Immigrant Parenting

Polly Sidher Culture, Family, Immigration, Parenting, Self Development Leave a Comment

Every immigrant parent who has moved to a new country has come here with hopes, expectations and intentions of creating a better life.  There are dreams and long-term plans to start a journey that will be ‘successful’ and comfortable not only for themselves and their children, but also for their future generations.

However, with the challenges of starting a new life in a new country, many immigrant families tend to be understandably overwhelmed during the survival stage and aspects such as parenting tend to be neglected.  For immigrants, parenting like all other roles is usually ‘dealt with’ when an issue arises.   During this survival stage, there is no luxury of time to truly nurture your relationships with your children – or is there? I would argue that there is.

Like most things during these early stages of adaptation and transition as newcomers, parents tend to forget that many negative issues can be prevented all together.  For example, the role of parenting goes beyond feeding your children, or dealing with a bad report card or misbehaviour. Many ‘issues’ can in fact be prevented altogether.  And immigrant parents can shift their views on the role of parenting to be more accountable, transparent, inspiring and meaningful.

With factors such as having little to no time with little money, it is natural for immigrant parents to fulfill the most important tasks such as finding survival jobs to pay for bills, to feed and support families.  But time & effort needs to also be given towards developing and nurturing a quality relationship with your children. This is where I often ask newcomer parents – what is more important: taking an extra job to provide more comforts, once the basic needs are fulfilled or to use that extra time to spend with your child?

Traditionally, parenting was viewed as a role providing food, shelter, clothing and basic physical, emotional, economic needs.  But fulfilling these needs do become difficult when newcomers are already dealing with transition and trying to create a new identity while they are still grieving the loss of their previous countries, lifestyles, support systems, traditional customs, values and beliefs.  The role of parenting also becomes more complex as parents begin to shift how they perceive and respond to the changing beliefs, views, and expectations towards parenting.

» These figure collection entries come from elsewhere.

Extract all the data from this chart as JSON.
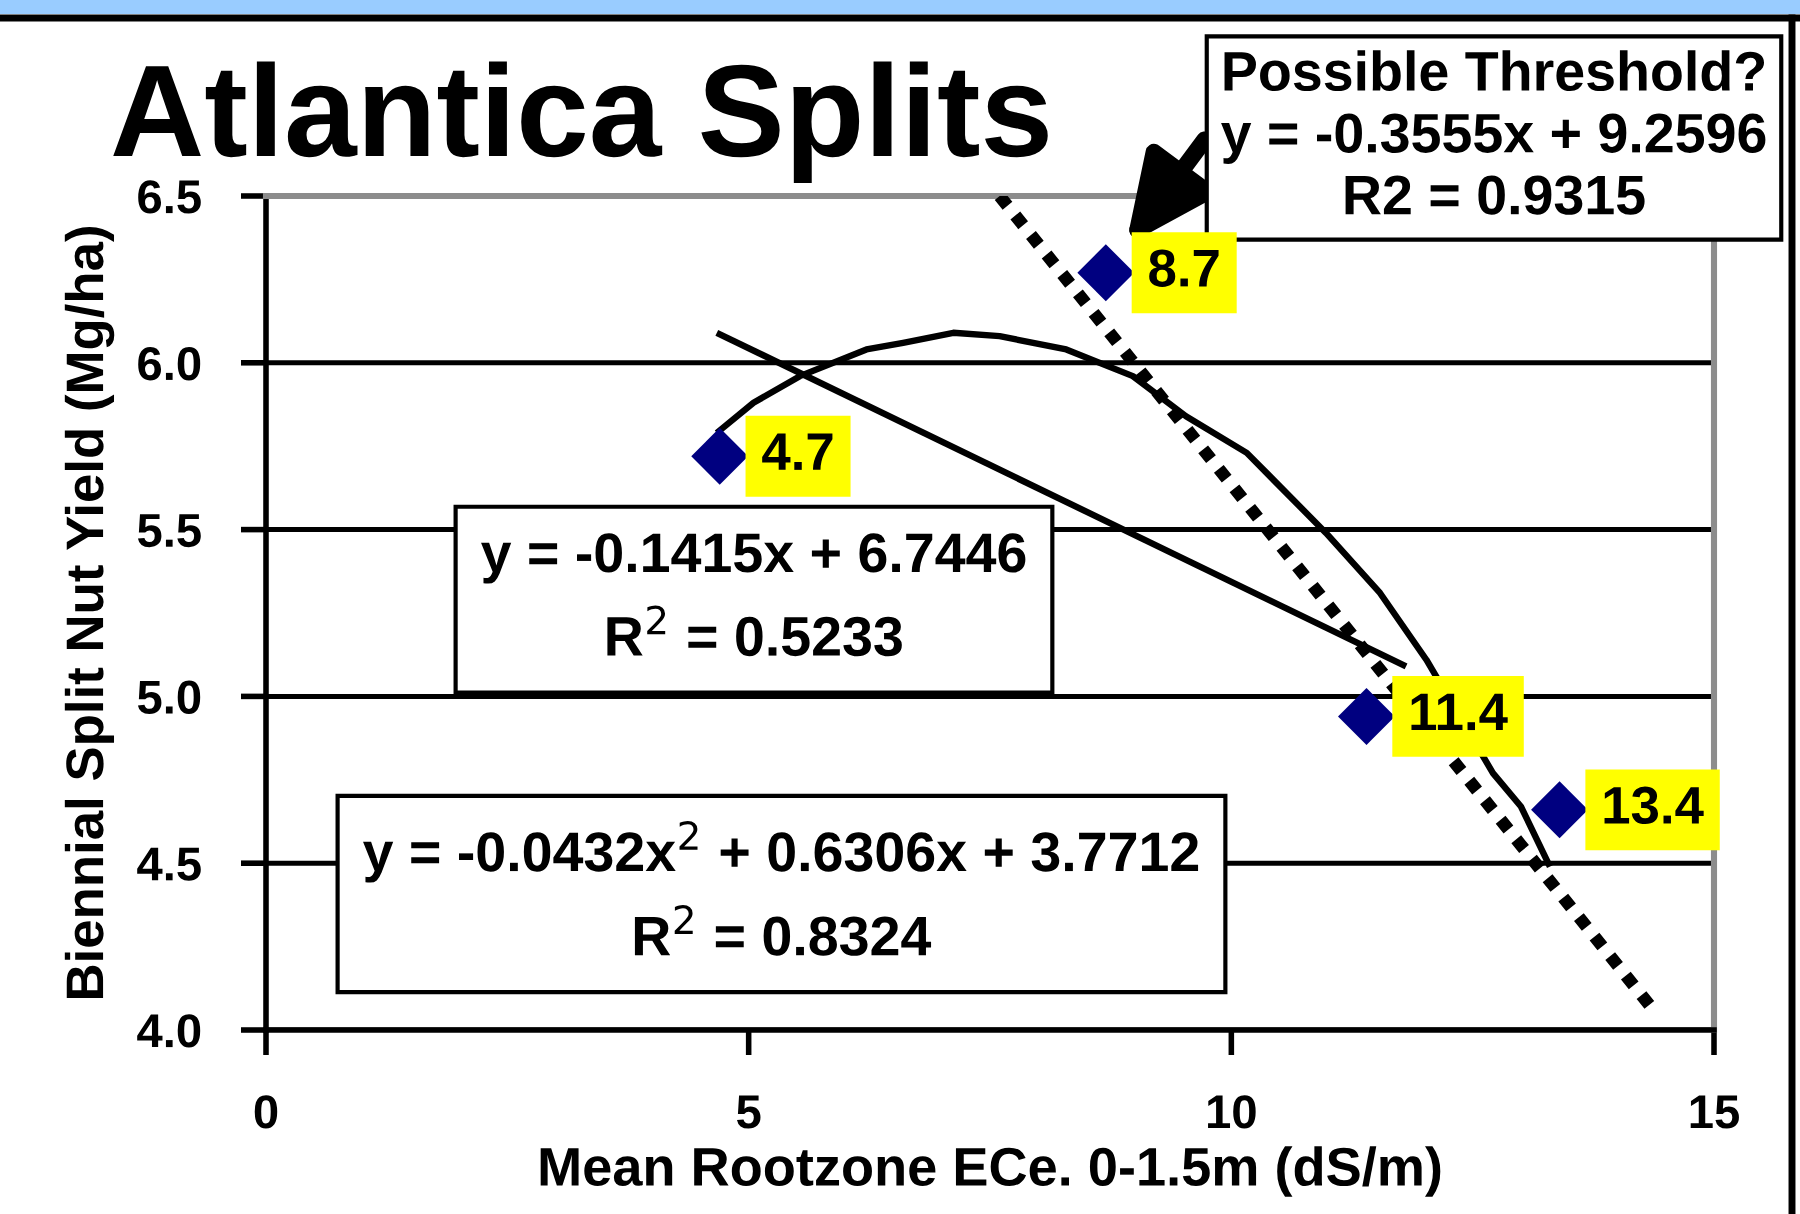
{
  "chart_data": {
    "type": "scatter",
    "title": "Atlantica Splits",
    "xlabel": "Mean Rootzone ECe. 0-1.5m (dS/m)",
    "ylabel": "Biennial Split Nut Yield (Mg/ha)",
    "xlim": [
      0,
      15
    ],
    "xticks": [
      0,
      5,
      10,
      15
    ],
    "ylim": [
      4.0,
      6.5
    ],
    "yticks": [
      {
        "value": 4,
        "label": "4.0"
      },
      4.5,
      {
        "value": 5,
        "label": "5.0"
      },
      5.5,
      {
        "value": 6,
        "label": "6.0"
      },
      6.5
    ],
    "grid": "y",
    "series": [
      {
        "color": "#000080",
        "marker": "diamond",
        "x": [
          4.7,
          8.7,
          11.4,
          13.4
        ],
        "values": [
          5.72,
          6.27,
          4.94,
          4.66
        ]
      },
      {
        "type": "line",
        "color": "#000000",
        "line_style": "solid",
        "x": [
          4.67,
          11.81
        ],
        "values": [
          6.09,
          5.09
        ]
      },
      {
        "type": "line",
        "color": "#000000",
        "line_style": "solid",
        "x": [
          4.67,
          5.05,
          5.53,
          6.22,
          6.6,
          7.12,
          7.6,
          8.29,
          8.98,
          9.53,
          10.16,
          10.98,
          11.54,
          12.02,
          12.71,
          13.0,
          13.3
        ],
        "values": [
          5.79,
          5.88,
          5.96,
          6.04,
          6.06,
          6.09,
          6.08,
          6.04,
          5.96,
          5.84,
          5.73,
          5.49,
          5.31,
          5.11,
          4.77,
          4.67,
          4.49
        ]
      },
      {
        "type": "line",
        "color": "#000000",
        "line_style": "dotted",
        "x": [
          7.6,
          14.4
        ],
        "values": [
          6.5,
          4.05
        ]
      }
    ],
    "annotations": [
      "y = -0.1415x + 6.7446\nR$^{2}$ = 0.5233",
      "y = -0.0432x$^{2}$ + 0.6306x + 3.7712\nR$^{2}$ = 0.8324",
      {
        "text": "Possible Threshold?\ny = -0.3555x + 9.2596\nR2 = 0.9315",
        "x": 8.7,
        "y": 6.27
      },
      {
        "text": "4.7",
        "x": 4.7,
        "y": 5.72
      },
      {
        "text": "8.7",
        "x": 8.7,
        "y": 6.27
      },
      {
        "text": "11.4",
        "x": 11.4,
        "y": 4.94
      },
      {
        "text": "13.4",
        "x": 13.4,
        "y": 4.66
      }
    ]
  }
}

Parents are now realizing the importance of having positive, engaging, relevant and meaningful relationships with their children.  While doing so, they are also beginning to shift some of their learned traditional ways of parenting.  This is not to say that Eastern methods of parenting are backwards or archaic – but saying that since we are in a different culture, generation, and time – that perhaps parents can find a tailored and more effective style of child-focused parenting which meets their children’s individual needs.

Essentially we are going beyond simply bridging the Eastern and Western cultures and using more universal styles of parenting.  For example, our approach to meeting our children’s needs must be more unique, and different to how our own emotional, mental and spiritual needs were met when we were children. Once parents can meet the basic needs such as shelter, food, clothing, then other these other needs can be fulfilled as well.

Through extensive knowledge and experience, we are realizing just how significant parents truly are in their children’s lives.  Parents are not only responsible for providing for their child’s basic needs in growth and development, but they serve as very influential people throughout their children’s lives as role models.  This is where challenging age-old adages such as, ”Do as I say and not as I do.” is a process of creating an open and engaging parenting style.  Many immigrant parents have lived by this old saying without realizing the negative impact that it has on the future thoughts, behaviours, and actions of their children.

Along with meeting your child’s needs comes the concept of unconditional love. Traditionally, parents learned to use their love as currency to encourage positive results and success in our children.  But we are now truly finding how many problems have been created with this form of conditional parenting.  Studies are repeatedly finding that those children who were raised in unconditional loving homes tended to have better self-confidence, self-esteem, resilience, and tended to give that unconditional love back in all their relationships.  Moreover these children tended to be well-balanced and happier throughout their lives.

So parenting, is not as easy or simple as it may have been when our parents or grandparents took on this profound work.  However, it has remained one of the most challenging and inspiring ‘jobs’.  As you can see, parenting styles must universally bridge the Eastern and the Western cultural parenting styles of becoming more open, fair, and accountable.  As a society we are demanding that organizations and companies are more transparent, accountable, and inspiring – just as we are in our parenting styles.